A child’s assurance of not entering poverty relies upon the income stability of his or her parent. According to an article by Banes and Waldfogel, “work-family policies that address conflicts between employment and caregiving and allow parents to work more hours and gain higher earnings will be increasingly important in the prevention of child poverty.” Family stability does not rely on just the father’s income but on the parent having above-poverty income-earning skills. “It is also apparent that the major stumbling block to family economic security for many low-income families is not the absence of the father but rather the father’s low skills, employment, and earnings.” This implies that policies that encourage marriage do not suffice. Policies that address income-earning skills are more salient when addressing poverty rates, especially among children. “This suggests that policies such as tougher CSE and marriage promotion can play only a limited role in reducing child poverty unless they are paired with programs to address the low levels of employment and earnings among low-skilled men.” When one works, how does that person take care of his or her children? When a parent does not have to worry about taking care of the child during the day, then he or she has the opportunity to work.
It is very difficult for a family to raise children using one income. Policies should be introduced to give families the opportunity of having two incomes to support them. “Truth is that it is very difficult now to raise children on a single paycheck, whether that check is a man’s or a woman’s. Thus, we need to put priority on policies that help families have all their adults working in the labor market and earning a decent wage alongside policies that provide support to families that are not able to do so” There are policies that do address this issue but because of the current economy it is difficult to sustain such programs. “Work-family policies that address conflicts between employment and caregiving and allow parents to work more hours and gain higher earnings will be increasingly important in the prevention of child poverty.” These programs are doled out under certain conditions and for a certain period of time.

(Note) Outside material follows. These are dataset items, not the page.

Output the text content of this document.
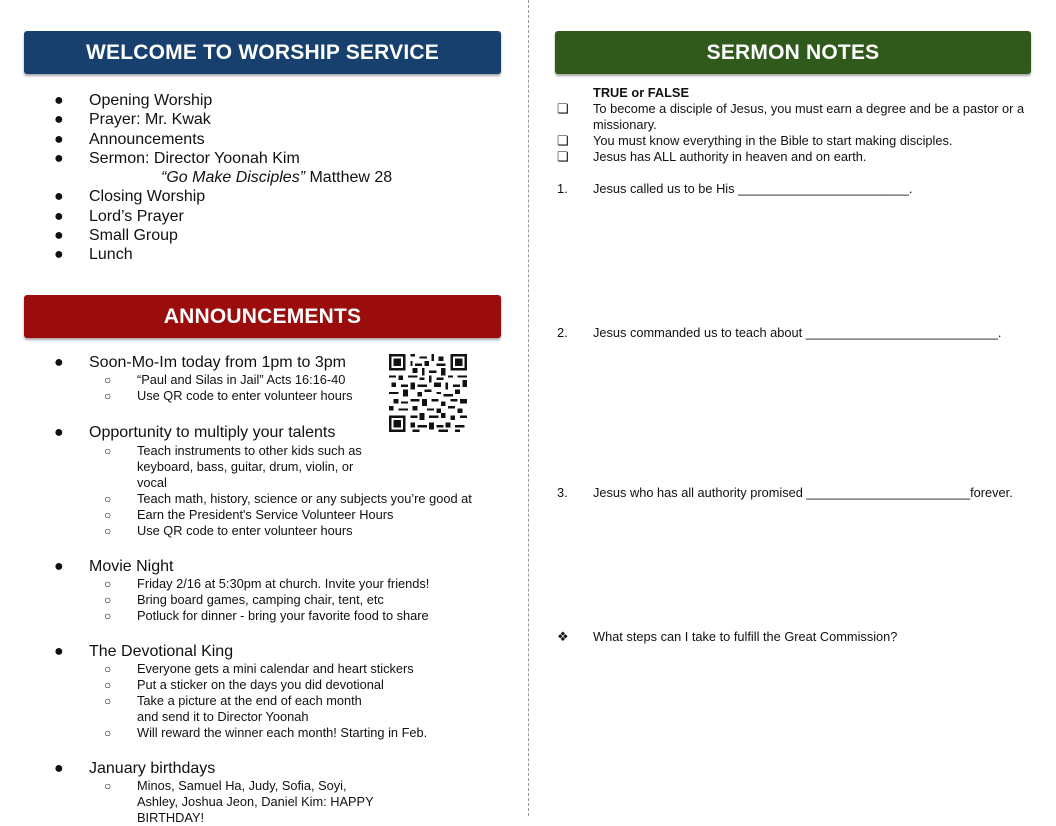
WELCOME TO WORSHIP SERVICE
● Opening Worship
● Prayer: Mr. Kwak
● Announcements
● Sermon: Director Yoonah Kim
“Go Make Disciples” Matthew 28
● Closing Worship
● Lord’s Prayer
● Small Group
● Lunch
ANNOUNCEMENTS
● Soon-Mo-Im today from 1pm to 3pm
○ “Paul and Silas in Jail” Acts 16:16-40
○ Use QR code to enter volunteer hours
● Opportunity to multiply your talents
○ Teach instruments to other kids such as keyboard, bass, guitar, drum, violin, or vocal
○ Teach math, history, science or any subjects you’re good at
○ Earn the President's Service Volunteer Hours
○ Use QR code to enter volunteer hours
● Movie Night
○ Friday 2/16 at 5:30pm at church. Invite your friends!
○ Bring board games, camping chair, tent, etc
○ Potluck for dinner - bring your favorite food to share
● The Devotional King
○ Everyone gets a mini calendar and heart stickers
○ Put a sticker on the days you did devotional
○ Take a picture at the end of each month and send it to Director Yoonah
○ Will reward the winner each month! Starting in Feb.
● January birthdays
○ Minos, Samuel Ha, Judy, Sofia, Soyi, Ashley, Joshua Jeon, Daniel Kim: HAPPY BIRTHDAY!
SERMON NOTES
TRUE or FALSE
❏ To become a disciple of Jesus, you must earn a degree and be a pastor or a missionary.
❏ You must know everything in the Bible to start making disciples.
❏ Jesus has ALL authority in heaven and on earth.
1. Jesus called us to be His ________________________.
2. Jesus commanded us to teach about ___________________________.
3. Jesus who has all authority promised _______________________forever.
❖ What steps can I take to fulfill the Great Commission?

Welfare was given an absolute expiration date during the Clinton Administration under the Welfare Reform Act of 1996. Welfare would be distributed for a total of five years to families who have requested welfare but the recipients would have a five-year hard time limit, and the block-granting of funds would “increase poverty among children to an unacceptable degree.” In the recent recession, poverty among children has increased; the Welfare Reform Act did not take into account recessions when the bill was made law.
When the bill was passed, America was enjoying one of its most prosperous economic conditions. The language of welfare must change in order for the American people’s mentality on welfare and social programs to change. “A near majority of Americans in the early 2000s agree that ‘poor people today do not have an incentive to work because they can get government benefits without doing anything in return.’” Not only should language change, but also the way issues are framed.

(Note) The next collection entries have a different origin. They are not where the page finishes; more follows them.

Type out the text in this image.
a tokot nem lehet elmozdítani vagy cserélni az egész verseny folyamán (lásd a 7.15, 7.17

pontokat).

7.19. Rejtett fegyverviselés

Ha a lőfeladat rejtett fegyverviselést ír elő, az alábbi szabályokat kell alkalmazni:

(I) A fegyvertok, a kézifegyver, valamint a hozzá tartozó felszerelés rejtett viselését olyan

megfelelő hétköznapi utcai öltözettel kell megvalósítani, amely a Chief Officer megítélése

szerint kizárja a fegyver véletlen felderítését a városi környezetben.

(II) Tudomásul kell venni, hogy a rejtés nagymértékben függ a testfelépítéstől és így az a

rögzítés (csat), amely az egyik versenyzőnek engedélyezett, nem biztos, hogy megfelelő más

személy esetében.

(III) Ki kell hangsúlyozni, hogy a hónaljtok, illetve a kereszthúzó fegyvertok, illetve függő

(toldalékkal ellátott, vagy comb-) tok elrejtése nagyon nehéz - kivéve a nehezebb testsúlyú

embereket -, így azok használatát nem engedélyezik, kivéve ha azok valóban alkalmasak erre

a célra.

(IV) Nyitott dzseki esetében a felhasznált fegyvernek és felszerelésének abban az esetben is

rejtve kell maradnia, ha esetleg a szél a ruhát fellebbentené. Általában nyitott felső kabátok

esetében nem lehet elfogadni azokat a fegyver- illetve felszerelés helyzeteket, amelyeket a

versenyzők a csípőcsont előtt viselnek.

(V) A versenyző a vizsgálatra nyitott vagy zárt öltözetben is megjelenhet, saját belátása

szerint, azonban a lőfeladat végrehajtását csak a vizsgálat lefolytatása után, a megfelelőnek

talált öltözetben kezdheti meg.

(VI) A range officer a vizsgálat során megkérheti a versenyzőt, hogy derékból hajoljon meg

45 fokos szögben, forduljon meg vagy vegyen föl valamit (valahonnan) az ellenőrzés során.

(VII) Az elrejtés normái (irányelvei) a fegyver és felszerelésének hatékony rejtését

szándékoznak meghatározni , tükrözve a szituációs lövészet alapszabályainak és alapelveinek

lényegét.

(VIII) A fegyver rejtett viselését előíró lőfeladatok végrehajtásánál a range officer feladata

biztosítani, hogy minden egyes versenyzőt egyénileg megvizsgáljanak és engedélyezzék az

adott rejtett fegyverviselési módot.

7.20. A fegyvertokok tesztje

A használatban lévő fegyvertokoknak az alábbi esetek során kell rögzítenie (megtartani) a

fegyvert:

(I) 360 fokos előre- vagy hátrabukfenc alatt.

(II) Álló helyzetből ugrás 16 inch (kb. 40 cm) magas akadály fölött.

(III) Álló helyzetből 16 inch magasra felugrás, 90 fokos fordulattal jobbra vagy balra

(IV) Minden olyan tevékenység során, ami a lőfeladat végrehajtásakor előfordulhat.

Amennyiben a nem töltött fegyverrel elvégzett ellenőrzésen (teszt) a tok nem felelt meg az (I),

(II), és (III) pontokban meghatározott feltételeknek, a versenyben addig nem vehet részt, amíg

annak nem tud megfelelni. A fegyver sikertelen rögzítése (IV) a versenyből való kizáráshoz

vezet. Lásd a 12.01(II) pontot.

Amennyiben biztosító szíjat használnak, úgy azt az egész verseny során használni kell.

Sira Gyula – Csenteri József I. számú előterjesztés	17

The decisive nature of Congress and the politicization of issues have led to ideas being skewed to serve for political purposes, more votes to make issues more divisive etc. If lobbyists did not influence policy as much as they do, and if there were regulations on the amount of influence lobbyists have, i.e. campaign donations, then the overall environment in Congress will be more conducive to less alienating language allowing the American people to have a truthful perspective on issues and thus the salience of assisting the poor will come to light and Americans will be more sympathetic and more supportive of social programs that assist the poor.